Green Day’s 12th — and most recent — album, “Revolution Radio,” was released in October of last year and debuted atop the Billboard 200 and also topped the charts in the United Kingdom, Ireland, Italy, Canada and New Zealand.
“This recording process was fresh,” Cool said of the 12-song album. “We built a new studio in Oakland. We didn’t really know how it was going to sound, so we said let’s give it a shot. We just went in there and cracked them out, every day. Of the songs that were written, they went to tape pretty easily. There’s a few songs that were written in there. Those came out, I wouldn’t say easily but naturally.”
The album, powered by hits “Bang Bang,” “Say Goodbye,” “Youngblood,” “Still Breathing” and “Revolution Radio,” has fueled Green Day’s 13-month, 111-date international tour through North America, Europe, Australia and New Zealand.
“Coming at this tour, I think we’re in a really good place to do it,” Cool told reporters. “We’re having more fun; we’re doing everything with a purpose. The word for the tour is gratitude. We’re going out there with a fresh mindset.”
The tour is a journey through Green Day’s entire body of work, as it features a main set of 26 songs and a four-song encore, capped by the 1997 hit, “Good Riddance (Time of Your Life).” Cool said a major reason why fans gravitate toward Green Day is because of its songs’ authenticity.

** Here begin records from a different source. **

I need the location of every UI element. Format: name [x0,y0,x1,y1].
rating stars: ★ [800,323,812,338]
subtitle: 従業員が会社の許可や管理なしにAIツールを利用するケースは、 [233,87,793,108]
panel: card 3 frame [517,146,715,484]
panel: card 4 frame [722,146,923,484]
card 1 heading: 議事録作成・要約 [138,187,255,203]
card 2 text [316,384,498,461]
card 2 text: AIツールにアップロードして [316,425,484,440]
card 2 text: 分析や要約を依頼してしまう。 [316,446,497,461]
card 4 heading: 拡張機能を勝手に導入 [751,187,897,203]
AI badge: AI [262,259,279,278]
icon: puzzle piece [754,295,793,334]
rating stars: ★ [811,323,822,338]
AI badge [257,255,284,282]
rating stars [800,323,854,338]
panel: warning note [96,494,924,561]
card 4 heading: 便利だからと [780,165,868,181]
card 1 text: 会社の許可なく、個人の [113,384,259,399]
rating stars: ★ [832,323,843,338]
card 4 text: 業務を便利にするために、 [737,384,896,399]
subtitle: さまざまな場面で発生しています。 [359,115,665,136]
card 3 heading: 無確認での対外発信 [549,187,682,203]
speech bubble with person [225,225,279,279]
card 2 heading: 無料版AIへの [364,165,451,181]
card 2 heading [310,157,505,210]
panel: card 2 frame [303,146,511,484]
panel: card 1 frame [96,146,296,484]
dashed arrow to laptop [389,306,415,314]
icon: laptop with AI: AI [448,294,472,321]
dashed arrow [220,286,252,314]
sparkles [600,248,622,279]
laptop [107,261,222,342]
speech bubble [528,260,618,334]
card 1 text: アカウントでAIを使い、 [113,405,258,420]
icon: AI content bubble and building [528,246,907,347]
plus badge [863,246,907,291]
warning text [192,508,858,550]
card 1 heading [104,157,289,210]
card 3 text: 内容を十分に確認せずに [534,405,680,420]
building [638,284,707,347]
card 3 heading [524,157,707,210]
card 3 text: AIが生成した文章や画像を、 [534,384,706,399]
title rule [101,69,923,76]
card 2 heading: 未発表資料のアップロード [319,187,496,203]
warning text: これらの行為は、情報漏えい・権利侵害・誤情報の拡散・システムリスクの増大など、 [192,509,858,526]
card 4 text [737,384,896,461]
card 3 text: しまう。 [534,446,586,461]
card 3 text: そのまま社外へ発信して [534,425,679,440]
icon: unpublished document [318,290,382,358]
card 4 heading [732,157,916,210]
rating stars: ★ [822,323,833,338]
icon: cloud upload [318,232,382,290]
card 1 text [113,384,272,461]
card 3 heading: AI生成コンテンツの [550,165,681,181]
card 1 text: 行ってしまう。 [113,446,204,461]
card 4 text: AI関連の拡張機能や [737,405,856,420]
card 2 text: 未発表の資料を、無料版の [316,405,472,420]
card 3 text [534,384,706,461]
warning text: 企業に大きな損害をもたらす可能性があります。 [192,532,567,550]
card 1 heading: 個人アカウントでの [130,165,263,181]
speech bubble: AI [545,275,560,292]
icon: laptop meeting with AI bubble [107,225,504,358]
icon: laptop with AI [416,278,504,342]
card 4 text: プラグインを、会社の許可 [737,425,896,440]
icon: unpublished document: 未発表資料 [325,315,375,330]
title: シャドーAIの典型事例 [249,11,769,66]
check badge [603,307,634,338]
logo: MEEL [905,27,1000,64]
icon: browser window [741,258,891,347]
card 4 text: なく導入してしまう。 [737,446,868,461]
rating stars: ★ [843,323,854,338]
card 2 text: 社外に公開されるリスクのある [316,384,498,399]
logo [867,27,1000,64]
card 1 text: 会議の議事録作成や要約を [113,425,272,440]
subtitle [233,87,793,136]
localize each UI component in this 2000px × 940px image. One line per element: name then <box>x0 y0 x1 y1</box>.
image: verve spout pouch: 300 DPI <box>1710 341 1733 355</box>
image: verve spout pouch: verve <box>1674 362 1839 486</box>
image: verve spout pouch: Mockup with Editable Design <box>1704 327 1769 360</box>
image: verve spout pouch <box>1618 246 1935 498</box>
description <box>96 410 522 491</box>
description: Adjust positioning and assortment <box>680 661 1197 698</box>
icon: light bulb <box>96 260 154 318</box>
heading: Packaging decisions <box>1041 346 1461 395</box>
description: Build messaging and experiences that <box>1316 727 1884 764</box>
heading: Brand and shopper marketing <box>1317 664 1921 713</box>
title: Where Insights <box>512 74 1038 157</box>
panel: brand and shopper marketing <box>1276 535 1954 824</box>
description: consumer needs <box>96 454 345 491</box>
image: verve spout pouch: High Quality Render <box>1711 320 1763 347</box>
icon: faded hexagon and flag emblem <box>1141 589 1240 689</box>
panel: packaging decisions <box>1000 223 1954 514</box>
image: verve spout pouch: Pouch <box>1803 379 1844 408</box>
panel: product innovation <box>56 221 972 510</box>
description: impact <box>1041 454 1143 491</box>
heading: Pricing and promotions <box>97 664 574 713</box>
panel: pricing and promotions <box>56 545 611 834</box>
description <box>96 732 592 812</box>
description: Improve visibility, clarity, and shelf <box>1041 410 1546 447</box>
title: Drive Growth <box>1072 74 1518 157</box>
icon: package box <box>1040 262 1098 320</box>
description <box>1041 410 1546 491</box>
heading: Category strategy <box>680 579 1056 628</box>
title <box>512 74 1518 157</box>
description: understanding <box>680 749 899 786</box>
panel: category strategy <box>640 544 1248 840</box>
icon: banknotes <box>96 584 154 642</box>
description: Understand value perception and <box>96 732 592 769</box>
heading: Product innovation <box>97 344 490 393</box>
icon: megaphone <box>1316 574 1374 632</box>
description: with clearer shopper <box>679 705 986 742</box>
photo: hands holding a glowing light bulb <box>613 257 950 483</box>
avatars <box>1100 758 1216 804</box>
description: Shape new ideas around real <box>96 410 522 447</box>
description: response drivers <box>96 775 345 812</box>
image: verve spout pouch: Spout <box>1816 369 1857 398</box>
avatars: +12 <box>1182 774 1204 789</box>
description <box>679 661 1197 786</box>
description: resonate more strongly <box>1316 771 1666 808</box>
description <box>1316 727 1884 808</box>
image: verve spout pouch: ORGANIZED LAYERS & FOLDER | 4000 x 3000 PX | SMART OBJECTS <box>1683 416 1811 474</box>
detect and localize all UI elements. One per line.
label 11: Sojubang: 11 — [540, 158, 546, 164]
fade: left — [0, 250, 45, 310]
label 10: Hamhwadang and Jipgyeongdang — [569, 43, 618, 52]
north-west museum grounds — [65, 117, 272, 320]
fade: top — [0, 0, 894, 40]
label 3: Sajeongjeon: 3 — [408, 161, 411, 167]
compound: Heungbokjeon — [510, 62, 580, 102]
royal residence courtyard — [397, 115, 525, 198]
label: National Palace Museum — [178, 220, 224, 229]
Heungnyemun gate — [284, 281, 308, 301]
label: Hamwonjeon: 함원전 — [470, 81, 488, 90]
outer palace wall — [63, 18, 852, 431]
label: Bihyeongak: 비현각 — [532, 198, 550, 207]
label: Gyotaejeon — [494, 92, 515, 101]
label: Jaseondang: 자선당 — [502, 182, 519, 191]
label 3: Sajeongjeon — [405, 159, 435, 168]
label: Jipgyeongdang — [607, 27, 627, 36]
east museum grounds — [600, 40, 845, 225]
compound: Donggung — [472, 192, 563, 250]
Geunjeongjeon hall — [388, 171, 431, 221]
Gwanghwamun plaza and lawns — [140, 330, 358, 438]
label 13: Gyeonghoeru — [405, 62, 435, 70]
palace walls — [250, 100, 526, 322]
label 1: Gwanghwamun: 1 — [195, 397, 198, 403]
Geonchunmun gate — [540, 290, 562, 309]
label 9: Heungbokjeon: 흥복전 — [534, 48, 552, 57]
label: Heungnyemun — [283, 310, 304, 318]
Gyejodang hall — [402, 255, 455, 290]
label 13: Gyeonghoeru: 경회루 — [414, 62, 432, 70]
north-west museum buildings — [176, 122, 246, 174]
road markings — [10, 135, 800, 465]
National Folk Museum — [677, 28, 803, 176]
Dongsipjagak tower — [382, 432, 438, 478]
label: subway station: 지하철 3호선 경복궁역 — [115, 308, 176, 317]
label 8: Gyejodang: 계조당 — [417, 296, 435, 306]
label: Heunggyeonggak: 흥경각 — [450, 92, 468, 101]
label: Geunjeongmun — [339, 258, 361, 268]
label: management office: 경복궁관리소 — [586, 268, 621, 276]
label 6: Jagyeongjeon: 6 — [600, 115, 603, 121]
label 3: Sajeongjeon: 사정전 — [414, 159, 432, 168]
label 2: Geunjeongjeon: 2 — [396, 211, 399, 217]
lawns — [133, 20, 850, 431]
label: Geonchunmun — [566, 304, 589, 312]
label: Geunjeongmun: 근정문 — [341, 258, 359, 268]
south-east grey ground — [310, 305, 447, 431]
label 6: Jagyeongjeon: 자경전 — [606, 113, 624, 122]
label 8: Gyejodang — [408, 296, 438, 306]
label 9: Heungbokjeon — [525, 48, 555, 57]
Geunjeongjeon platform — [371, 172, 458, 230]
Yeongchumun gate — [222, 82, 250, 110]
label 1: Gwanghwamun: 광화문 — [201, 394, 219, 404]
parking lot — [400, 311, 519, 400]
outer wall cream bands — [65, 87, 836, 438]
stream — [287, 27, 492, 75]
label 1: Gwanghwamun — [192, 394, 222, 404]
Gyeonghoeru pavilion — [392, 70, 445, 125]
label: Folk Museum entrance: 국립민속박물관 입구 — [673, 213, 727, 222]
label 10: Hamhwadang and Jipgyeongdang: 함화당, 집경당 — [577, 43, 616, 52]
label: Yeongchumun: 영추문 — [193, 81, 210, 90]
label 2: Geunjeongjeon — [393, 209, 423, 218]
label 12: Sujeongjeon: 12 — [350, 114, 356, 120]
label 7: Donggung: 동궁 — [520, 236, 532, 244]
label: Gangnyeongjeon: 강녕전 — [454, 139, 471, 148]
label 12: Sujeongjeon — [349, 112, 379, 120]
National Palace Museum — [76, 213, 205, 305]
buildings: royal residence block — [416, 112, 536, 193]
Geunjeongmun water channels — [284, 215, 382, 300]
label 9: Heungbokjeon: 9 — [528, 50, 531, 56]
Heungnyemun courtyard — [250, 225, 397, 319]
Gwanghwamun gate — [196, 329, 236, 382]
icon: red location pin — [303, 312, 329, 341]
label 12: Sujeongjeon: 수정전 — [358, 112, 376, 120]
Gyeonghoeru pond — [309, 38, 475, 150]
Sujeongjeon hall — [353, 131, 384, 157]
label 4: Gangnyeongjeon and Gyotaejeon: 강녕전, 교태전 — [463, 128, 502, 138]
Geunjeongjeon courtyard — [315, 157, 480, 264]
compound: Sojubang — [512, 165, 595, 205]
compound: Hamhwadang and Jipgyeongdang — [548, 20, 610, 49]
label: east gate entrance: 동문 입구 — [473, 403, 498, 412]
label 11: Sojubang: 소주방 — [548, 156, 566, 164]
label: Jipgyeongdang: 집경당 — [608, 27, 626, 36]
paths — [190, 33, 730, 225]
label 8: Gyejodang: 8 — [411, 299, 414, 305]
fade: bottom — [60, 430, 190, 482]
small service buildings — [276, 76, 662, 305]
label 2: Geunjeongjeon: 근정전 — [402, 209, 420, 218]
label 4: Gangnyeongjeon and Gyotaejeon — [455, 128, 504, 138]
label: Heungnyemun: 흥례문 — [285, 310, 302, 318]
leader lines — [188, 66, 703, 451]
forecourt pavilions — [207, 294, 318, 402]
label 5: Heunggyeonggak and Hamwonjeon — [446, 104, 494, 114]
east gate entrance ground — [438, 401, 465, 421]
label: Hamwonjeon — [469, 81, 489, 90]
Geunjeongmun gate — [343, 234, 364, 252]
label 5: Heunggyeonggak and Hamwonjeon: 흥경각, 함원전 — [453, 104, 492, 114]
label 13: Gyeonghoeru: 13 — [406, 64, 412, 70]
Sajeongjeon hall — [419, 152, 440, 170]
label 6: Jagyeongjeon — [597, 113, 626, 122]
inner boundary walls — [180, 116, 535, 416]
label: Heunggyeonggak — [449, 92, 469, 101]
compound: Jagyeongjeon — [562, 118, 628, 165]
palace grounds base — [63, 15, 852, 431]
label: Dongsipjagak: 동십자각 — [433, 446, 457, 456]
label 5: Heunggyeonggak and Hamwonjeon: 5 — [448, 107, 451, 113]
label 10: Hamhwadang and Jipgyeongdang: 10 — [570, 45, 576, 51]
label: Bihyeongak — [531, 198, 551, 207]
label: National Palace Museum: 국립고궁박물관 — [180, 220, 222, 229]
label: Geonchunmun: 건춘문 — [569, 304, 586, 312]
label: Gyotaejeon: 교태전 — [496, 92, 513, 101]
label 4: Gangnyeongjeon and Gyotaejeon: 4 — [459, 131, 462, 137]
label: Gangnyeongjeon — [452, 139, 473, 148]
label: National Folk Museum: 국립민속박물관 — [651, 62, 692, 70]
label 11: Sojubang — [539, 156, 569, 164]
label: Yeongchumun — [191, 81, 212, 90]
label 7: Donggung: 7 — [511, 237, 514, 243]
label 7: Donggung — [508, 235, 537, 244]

“(Armstrong) writes about what he sees and what he’s experiencing. He’s a very honest songwriter,” Cool, 44, told reporters. “So when (expletive) gets hairy, the songs get hairy. He’s very reflective of the society and his surroundings.”
Armstrong has plenty on his mind. Dirnt’s wife, Brittany, was diagnosed with breast cancer in 2014, and Green Day’s touring guitarist, Jason White, is battling tonsil cancer, though both are in remission. Armstrong, who is 45, also is using the microphone as a mouthpiece to criticize the political turmoil that’s enveloped the nation.
“She’s doing great now,” Dirnt, 44, told reporters. “My wife is a pretty strong person. She never said, ‘Oh, poor me’. She went through nine months of treatment and we gained gratitude and life perspective from that. We learned that sometimes life just happens and you can’t always be in control of everything. We learned none of us are going to be here forever, so let’s really appreciate where we’re at.”
Where Green Day is now is a testament to how its band members never strayed from what brought them together: their love of making music.
“I remember hanging out in the playground area at lunch and — it’s funny — I think the very first conversation we had was about music,” Dirnt told reporters about the first day he met Armstrong in fifth grade. “He was already playing guitar and I was learning and it was just kind of a natural friendship. I was kind of the class clown, so I made him laugh a lot, too.”
Still, in an industry in which even some of the greatest bands — The Beatles, Pink Floyd, Guns N’ Roses, and The Eagles — inevitably get torn apart, Green Day has withstood the test of time.
“Well, I think the common theme with me, Billy, and Tré is that this band is the greatest thing we’re ever going to do, so to not keep doing it would be foolish,” Dirnt told reporters. “And, you know, it’s a great life. We’ve lived and learned everything through this band.”